Bought it about 9 weeks ago SC XD 9mm shot 4000 rds (think I'm insane, huh?), love it so much just can't stop taking it to the range and so much I bought a 45 ACP today . 
I'm curious life expectancy for XD, XD barrel, and hammer.
Any comment?


----------



## Todd

4000 rounds in 9 weeks! Holy crap! 

I don't think you're going to fine a definitive answer of, "The XD will last ______ rounds before it dies." There are guys, some here, and more on XD Talk, that have waaaaaaay more rounds through their guns than yours and they're still working. Maintain it properly and it will last. 

FYI, the XD has a striker, not a firing pin.


----------



## propellerhead

I went over 10,000 in the first year I had my XD9 Service. I only cleaned it maybe 7-8 times during that year. I was shooting about 200 per week. It's around 12,500 right now. I've bought other XDs so this one gets to see see some downtime in the safe. 

http://handgunforum.net/showthread.php?t=7111


----------



## Joeywhat

You should get well over 10,000 with it...IIRC there was a test done by a group that did something similar to the Glock testing...drop it on all sorts of nasty stuff and shoot it a whole lot. I believe they did that test (which is around 1000 rounds), and still put another 10,000 through it afterwards.

I just recently bought an XD9, and if time permits I'll probably put a couple thousand through it every month or so. I can get range ammo for around $180-200/1000, which isn't too bad. I can afford that on a monthly/bi-monthly basis.


----------



## niadhf

Just a question. 4000 rounds in 9 weeeks (yipes) and you have questions of its dependability? why? I read that as you have had lots of problems (dependability vs. life span) and haven't heard such. Looking for some clarification as it is a "short list" gun for me and have heard MUCH positive (and have loved it when i shot it) and little negative.
Thanks


----------



## BrokenArrow

Read of a 20,000 round test w an XD9.

SA says they have test fired various models over 20,000 rounds, including the XD45 compact.

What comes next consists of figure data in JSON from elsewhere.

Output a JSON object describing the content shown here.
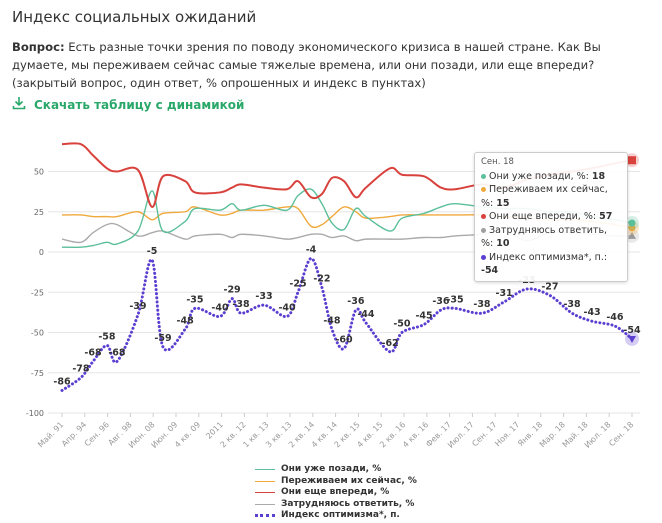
{
  "title": "Индекс социальных ожиданий",
  "question": {
    "label": "Вопрос:",
    "text": " Есть разные точки зрения по поводу экономического кризиса в нашей стране. Как Вы думаете, мы переживаем сейчас самые тяжелые времена, или они позади, или еще впереди? (закрытый вопрос, один ответ, % опрошенных и индекс в пунктах)"
  },
  "download_label": "Скачать таблицу с динамикой",
  "colors": {
    "accent": "#2aa86a"
  },
  "tooltip": {
    "header": "Сен. 18",
    "rows": [
      {
        "label": "Они уже позади, %: ",
        "value": "18",
        "color": "#5bbf9a"
      },
      {
        "label": "Переживаем их сейчас, %: ",
        "value": "15",
        "color": "#f0a93c"
      },
      {
        "label": "Они еще впереди, %: ",
        "value": "57",
        "color": "#d9423c"
      },
      {
        "label": "Затрудняюсь ответить, %: ",
        "value": "10",
        "color": "#9e9e9e"
      },
      {
        "label": "Индекс оптимизма*, п.: ",
        "value": "-54",
        "color": "#5b3fd1"
      }
    ]
  },
  "chart_data": {
    "type": "line",
    "categories": [
      "Май. 91",
      "Апр. 94",
      "Сен. 96",
      "Авг. 98",
      "Июн. 08",
      "Июн. 09",
      "4 кв. 09",
      "2011",
      "2 кв. 12",
      "1 кв. 13",
      "3 кв. 13",
      "2 кв. 14",
      "4 кв. 14",
      "2 кв. 15",
      "4 кв. 15",
      "2 кв. 16",
      "4 кв. 16",
      "Фев. 17",
      "Июл. 17",
      "Сен. 17",
      "Ноя. 17",
      "Янв. 18",
      "Мар. 18",
      "Май. 18",
      "Июл. 18",
      "Сен. 18"
    ],
    "yticks": [
      50,
      25,
      0,
      -25,
      -50,
      -75,
      -100
    ],
    "ylim": [
      -100,
      75
    ],
    "grid": true,
    "legend": "bottom",
    "x": [
      0,
      0.83,
      1.36,
      1.97,
      2.41,
      3.33,
      3.95,
      4.43,
      5.4,
      5.83,
      6.93,
      7.46,
      7.85,
      8.86,
      9.87,
      10.35,
      10.92,
      11.4,
      11.84,
      12.37,
      12.89,
      13.33,
      14.39,
      14.91,
      15.88,
      16.62,
      17.24,
      18.42,
      19.39,
      20.39,
      21.4,
      22.37,
      23.25,
      24.25,
      25
    ],
    "series": [
      {
        "name": "Они уже позади, %",
        "color": "#5bbf9a",
        "style": "solid",
        "values": [
          3,
          3,
          4,
          6,
          5,
          13,
          38,
          13,
          19,
          27,
          26,
          30,
          26,
          29,
          26,
          35,
          39,
          30,
          18,
          14,
          27,
          22,
          13,
          21,
          24,
          28,
          30,
          28,
          27,
          27,
          25,
          25,
          22,
          20,
          18
        ]
      },
      {
        "name": "Переживаем их сейчас, %",
        "color": "#f0a93c",
        "style": "solid",
        "values": [
          23,
          23,
          22,
          22,
          22,
          25,
          20,
          24,
          25,
          28,
          23,
          24,
          26,
          26,
          28,
          27,
          16,
          17,
          22,
          28,
          25,
          21,
          22,
          23,
          23,
          23,
          23,
          23,
          22,
          21,
          20,
          20,
          19,
          17,
          15
        ]
      },
      {
        "name": "Они еще впереди, %",
        "color": "#d9423c",
        "style": "solid",
        "values": [
          67,
          67,
          60,
          52,
          50,
          51,
          28,
          47,
          44,
          37,
          37,
          40,
          42,
          40,
          39,
          44,
          34,
          36,
          46,
          44,
          34,
          40,
          52,
          48,
          47,
          40,
          39,
          42,
          40,
          45,
          48,
          50,
          52,
          55,
          57
        ]
      },
      {
        "name": "Затрудняюсь ответить, %",
        "color": "#aaaaaa",
        "style": "solid",
        "values": [
          8,
          6,
          12,
          17,
          17,
          10,
          12,
          13,
          8,
          10,
          11,
          9,
          11,
          10,
          8,
          9,
          11,
          11,
          9,
          10,
          7,
          8,
          8,
          8,
          9,
          9,
          10,
          11,
          13,
          7,
          12,
          12,
          11,
          10,
          10
        ]
      },
      {
        "name": "Индекс оптимизма*, п.",
        "color": "#5b3fd1",
        "style": "dotted",
        "labels": true,
        "values": [
          -86,
          -78,
          -68,
          -58,
          -68,
          -39,
          -5,
          -59,
          -48,
          -35,
          -40,
          -29,
          -38,
          -33,
          -40,
          -25,
          -4,
          -22,
          -48,
          -60,
          -36,
          -44,
          -62,
          -50,
          -45,
          -36,
          -35,
          -38,
          -31,
          -23,
          -27,
          -38,
          -43,
          -46,
          -54
        ]
      }
    ]
  }
}
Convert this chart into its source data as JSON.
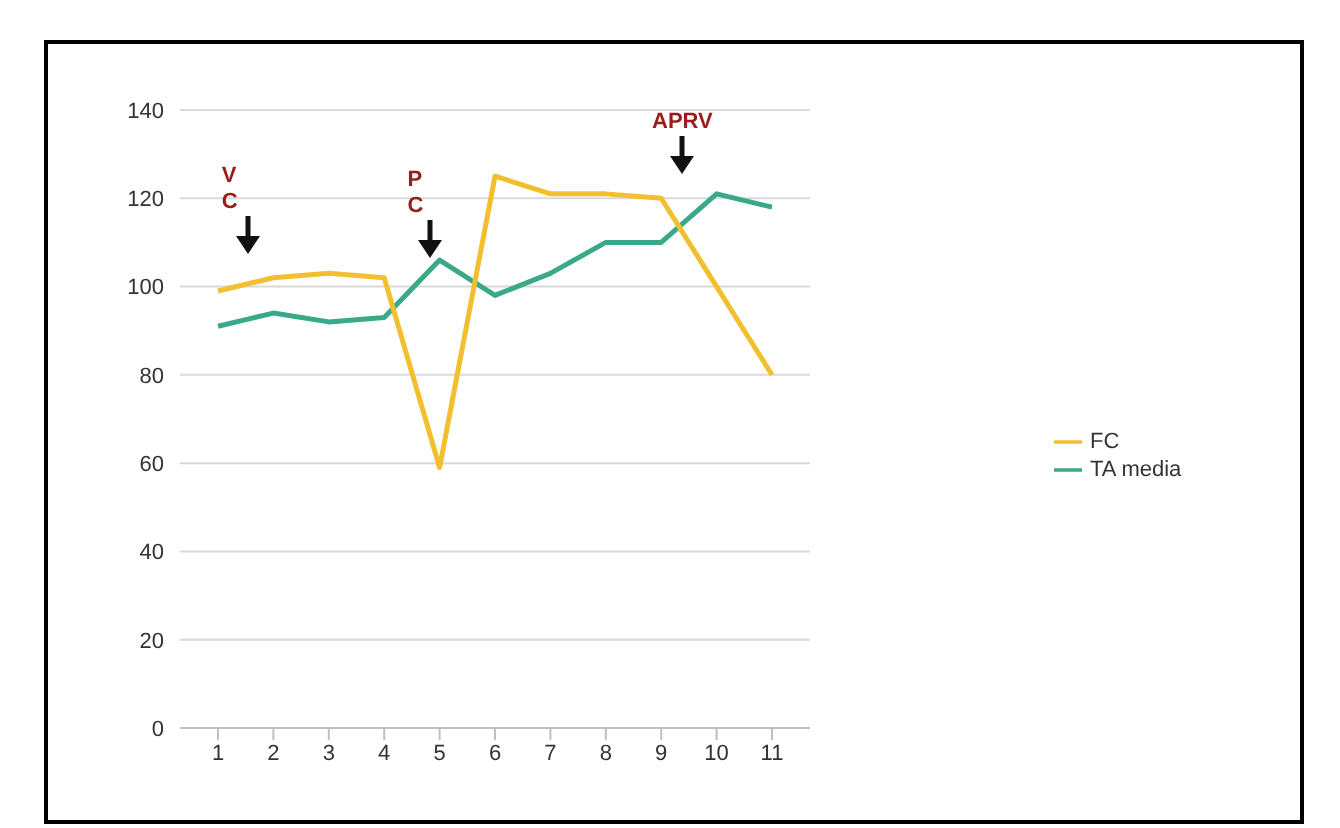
{
  "chart_data": {
    "type": "line",
    "categories": [
      "1",
      "2",
      "3",
      "4",
      "5",
      "6",
      "7",
      "8",
      "9",
      "10",
      "11"
    ],
    "series": [
      {
        "name": "TA media",
        "color": "#3aa98a",
        "values": [
          91,
          94,
          92,
          93,
          106,
          98,
          103,
          110,
          110,
          121,
          118
        ]
      },
      {
        "name": "FC",
        "color": "#f2c02e",
        "values": [
          99,
          102,
          103,
          102,
          59,
          125,
          121,
          121,
          120,
          100,
          80
        ]
      }
    ],
    "ylim": [
      0,
      140
    ],
    "yticks": [
      0,
      20,
      40,
      60,
      80,
      100,
      120,
      140
    ],
    "grid": "y",
    "legend": "right",
    "marker": "none",
    "line_style": "solid",
    "annotations": [
      "V\nC",
      "P\nC",
      "APRV"
    ]
  }
}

Heard of some 9/40s going over 100K at a rental range somewhere; it's possible.

Nobody really knows. Glocks are tough, but some of them have failed 10K tests w the feds (DHS), and the FBI broke two under 20,000 rounds when they tested 'em in 1997 (10,000 was the min required). A SIG P229/357 in federal service has over 100,000 through it. Some lasted much less. 

Stuff happens. Or not.


----------



## Joeywhat

I think the major factors that will play into the life expectancy are how well it is treated, teh ammo you are running through it, and how often and thoroughly you are cleaning it. Also, because something on the gun breaks doesn't mean it's toast...send it back to Springfield and they will fix it for you..lifetime warranties are great.


----------